Psych Diagnosis Bias: Paula Caplan

First Aired: 04-30-2008 -- 1 comment | Add comment
Caplan: They Say You're Crazy

Harvard University faculty Paula Caplan, author of They Say You’re Crazy: How The World’s Most Powerful Psychiatrists Decide Who’s Normal and editor of Bias In Psychiatric Diagnosis.

Paula was on one of the writing committees for the DSM and offers an insightful perspective on the politics behind psychiatric pseudo-science. She discusses mental disorder labeling, including bipolar and post-trauma stress disorder, from a feminist perspective.

http://www.psychdiagnosis.net
http://paulajcaplan.net

One comment on “Psych Diagnosis Bias: Paula Caplan

  1. I recently got this email from Paula further addressing the question of how to help people without diagnosing or labeling them:

    (1) In the book Bias in Psychiatric Diagnosis, there is a chapter near the very end that is written under a pseudonym by a woman who works as a psychologist at a community mental health center in Canada. She describes how, under her province’s single-payer plan, when she and colleagues just stopped giving psych diagnoses to their clients, nothing happened.
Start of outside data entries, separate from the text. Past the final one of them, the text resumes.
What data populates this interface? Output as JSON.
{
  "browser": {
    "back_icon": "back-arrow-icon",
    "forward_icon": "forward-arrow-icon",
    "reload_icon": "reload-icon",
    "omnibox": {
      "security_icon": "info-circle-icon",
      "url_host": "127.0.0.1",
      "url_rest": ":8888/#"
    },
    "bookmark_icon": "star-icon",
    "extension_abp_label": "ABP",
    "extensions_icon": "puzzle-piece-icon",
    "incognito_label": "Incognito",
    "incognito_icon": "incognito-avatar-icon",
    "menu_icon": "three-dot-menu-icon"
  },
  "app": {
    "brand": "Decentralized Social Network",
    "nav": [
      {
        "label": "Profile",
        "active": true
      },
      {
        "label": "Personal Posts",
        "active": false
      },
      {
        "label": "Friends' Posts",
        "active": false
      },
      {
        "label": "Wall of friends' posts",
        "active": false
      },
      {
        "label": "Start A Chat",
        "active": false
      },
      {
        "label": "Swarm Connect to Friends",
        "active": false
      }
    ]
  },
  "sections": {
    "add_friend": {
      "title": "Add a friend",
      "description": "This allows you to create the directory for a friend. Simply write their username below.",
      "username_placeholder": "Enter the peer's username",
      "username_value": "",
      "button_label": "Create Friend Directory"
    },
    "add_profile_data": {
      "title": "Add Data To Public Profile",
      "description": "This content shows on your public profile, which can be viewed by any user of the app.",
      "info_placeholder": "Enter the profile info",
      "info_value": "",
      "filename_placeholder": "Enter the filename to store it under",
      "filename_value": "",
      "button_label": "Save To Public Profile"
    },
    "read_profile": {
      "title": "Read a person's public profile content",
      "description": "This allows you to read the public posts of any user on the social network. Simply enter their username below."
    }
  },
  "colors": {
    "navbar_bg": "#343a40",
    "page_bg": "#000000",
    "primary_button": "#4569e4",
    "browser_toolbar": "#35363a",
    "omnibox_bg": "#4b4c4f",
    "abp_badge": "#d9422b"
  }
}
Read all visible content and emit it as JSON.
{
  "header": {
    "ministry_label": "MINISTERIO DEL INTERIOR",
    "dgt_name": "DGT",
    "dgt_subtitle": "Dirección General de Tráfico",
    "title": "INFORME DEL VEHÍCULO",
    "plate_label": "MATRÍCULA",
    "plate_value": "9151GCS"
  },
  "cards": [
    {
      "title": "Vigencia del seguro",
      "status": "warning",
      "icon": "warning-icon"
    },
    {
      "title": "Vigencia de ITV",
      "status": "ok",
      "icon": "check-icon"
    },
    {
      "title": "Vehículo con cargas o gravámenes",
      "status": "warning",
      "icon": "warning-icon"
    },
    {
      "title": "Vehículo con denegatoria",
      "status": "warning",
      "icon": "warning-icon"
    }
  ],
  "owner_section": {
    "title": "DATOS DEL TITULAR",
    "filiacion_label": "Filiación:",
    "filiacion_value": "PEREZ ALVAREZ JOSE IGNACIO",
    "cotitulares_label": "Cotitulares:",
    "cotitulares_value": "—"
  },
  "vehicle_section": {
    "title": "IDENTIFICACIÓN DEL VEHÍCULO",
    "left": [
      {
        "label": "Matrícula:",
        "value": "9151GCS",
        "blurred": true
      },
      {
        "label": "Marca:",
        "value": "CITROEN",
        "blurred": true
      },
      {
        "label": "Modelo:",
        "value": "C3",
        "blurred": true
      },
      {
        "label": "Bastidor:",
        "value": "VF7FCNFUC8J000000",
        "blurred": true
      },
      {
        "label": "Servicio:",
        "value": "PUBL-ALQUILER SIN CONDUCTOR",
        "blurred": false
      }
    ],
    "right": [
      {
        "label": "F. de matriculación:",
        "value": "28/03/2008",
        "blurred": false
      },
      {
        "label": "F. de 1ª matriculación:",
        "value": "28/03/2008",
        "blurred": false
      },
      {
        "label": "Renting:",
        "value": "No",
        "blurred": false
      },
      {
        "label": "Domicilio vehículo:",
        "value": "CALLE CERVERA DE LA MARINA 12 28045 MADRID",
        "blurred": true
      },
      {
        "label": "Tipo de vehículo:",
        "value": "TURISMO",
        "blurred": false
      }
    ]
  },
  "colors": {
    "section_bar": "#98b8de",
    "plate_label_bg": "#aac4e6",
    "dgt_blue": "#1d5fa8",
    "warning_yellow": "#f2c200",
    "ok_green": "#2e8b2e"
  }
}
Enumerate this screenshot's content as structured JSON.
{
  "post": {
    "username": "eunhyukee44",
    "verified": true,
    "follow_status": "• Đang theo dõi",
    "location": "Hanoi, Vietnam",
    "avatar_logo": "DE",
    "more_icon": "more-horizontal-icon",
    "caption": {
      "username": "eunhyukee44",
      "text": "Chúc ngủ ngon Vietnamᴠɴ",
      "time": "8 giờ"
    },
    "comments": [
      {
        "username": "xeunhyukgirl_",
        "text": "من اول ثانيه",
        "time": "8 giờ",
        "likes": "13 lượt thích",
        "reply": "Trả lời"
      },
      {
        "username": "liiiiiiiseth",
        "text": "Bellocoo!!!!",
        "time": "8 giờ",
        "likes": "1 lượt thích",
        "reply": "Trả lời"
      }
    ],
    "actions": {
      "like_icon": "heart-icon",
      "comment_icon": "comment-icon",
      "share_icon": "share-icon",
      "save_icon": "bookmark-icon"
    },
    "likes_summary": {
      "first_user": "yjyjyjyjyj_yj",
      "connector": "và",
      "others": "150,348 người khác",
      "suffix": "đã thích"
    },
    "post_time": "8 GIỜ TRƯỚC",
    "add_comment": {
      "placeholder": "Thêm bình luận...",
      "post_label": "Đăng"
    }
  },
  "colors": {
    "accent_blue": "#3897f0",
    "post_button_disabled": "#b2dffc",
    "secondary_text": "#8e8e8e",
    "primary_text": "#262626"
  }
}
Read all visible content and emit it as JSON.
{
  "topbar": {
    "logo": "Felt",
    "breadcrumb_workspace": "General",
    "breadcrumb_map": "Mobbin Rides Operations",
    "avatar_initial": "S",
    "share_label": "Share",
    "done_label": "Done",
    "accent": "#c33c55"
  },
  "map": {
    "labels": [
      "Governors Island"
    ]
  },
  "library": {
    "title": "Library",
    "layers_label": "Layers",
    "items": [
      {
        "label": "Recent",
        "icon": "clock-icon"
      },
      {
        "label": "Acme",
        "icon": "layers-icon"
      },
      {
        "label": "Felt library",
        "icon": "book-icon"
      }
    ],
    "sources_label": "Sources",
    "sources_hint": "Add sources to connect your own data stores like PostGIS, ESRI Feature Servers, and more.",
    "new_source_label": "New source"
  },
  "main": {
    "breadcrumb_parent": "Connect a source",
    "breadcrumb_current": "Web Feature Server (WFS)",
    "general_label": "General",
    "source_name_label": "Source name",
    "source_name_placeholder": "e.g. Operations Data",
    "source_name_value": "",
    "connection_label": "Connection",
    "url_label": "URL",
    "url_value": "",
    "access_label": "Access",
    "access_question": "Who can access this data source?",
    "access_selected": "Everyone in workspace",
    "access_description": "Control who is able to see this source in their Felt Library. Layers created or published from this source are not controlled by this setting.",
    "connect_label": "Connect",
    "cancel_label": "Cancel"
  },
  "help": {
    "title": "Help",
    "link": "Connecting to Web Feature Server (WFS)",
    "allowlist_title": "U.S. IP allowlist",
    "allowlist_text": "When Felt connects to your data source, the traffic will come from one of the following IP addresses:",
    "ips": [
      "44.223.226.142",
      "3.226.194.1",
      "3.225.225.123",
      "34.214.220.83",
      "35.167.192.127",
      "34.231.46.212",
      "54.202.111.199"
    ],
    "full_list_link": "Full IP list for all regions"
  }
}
Enough to make anyone feel Canada envy!

    (2) For many years after I started working on all this, people would ask me what was the solution, since no one wants insurance to stop covering sessions if people want them. (As you know, I think far too many people see therapists who are not helpful and could benefit more by a host of other
    things, such as jobs, good housing, and other things as I describe in my chapter on Emotional Health in the current edition of Our Bodies, Ourselves.) For a long time I would reply that I didn’t know what the answer was but just knew that lots of people are harmed by psych dx, and it is not scientific, and I think that the first important steps are to expose the harm and the unscientific nature, educate the public and professionals about

    Then, when I was editing Bias in Psychiatric Diagnosis, I was reading Meadow Linder’s chapter for that book, and it is about how really fine therapists (I know they are, because I sent her to some of them myself) use the DSM labels in a very approximate way. And it hit me: You know that insurance companies are well aware that therapists play fast and loose with diagnostic labels, that is, they do not make sure that a person meets all the DSM criteria before assigning a particular label; the good ones are just trying to find the least serious-sounding label (to avoid negative fallout from having a label) while still trying to use a label that will get insurance coverage for however many sessions the therapist thinks the client needs.

    So the big ah-ha moment I had was to realize that what we should do is the revolutionary thing of EVERYBODY BEING HONEST! That is, instead of pretending that psych dx is a science and that the particular label tells you something important about how many sessions (and of what kind) will be needed, therapists who qualify by state law and/or insurance regulations to
    get reimbursed by insurance should just be told: “Decide how many sessions this person needs, let us know, and we will cover them…at least up to a point.”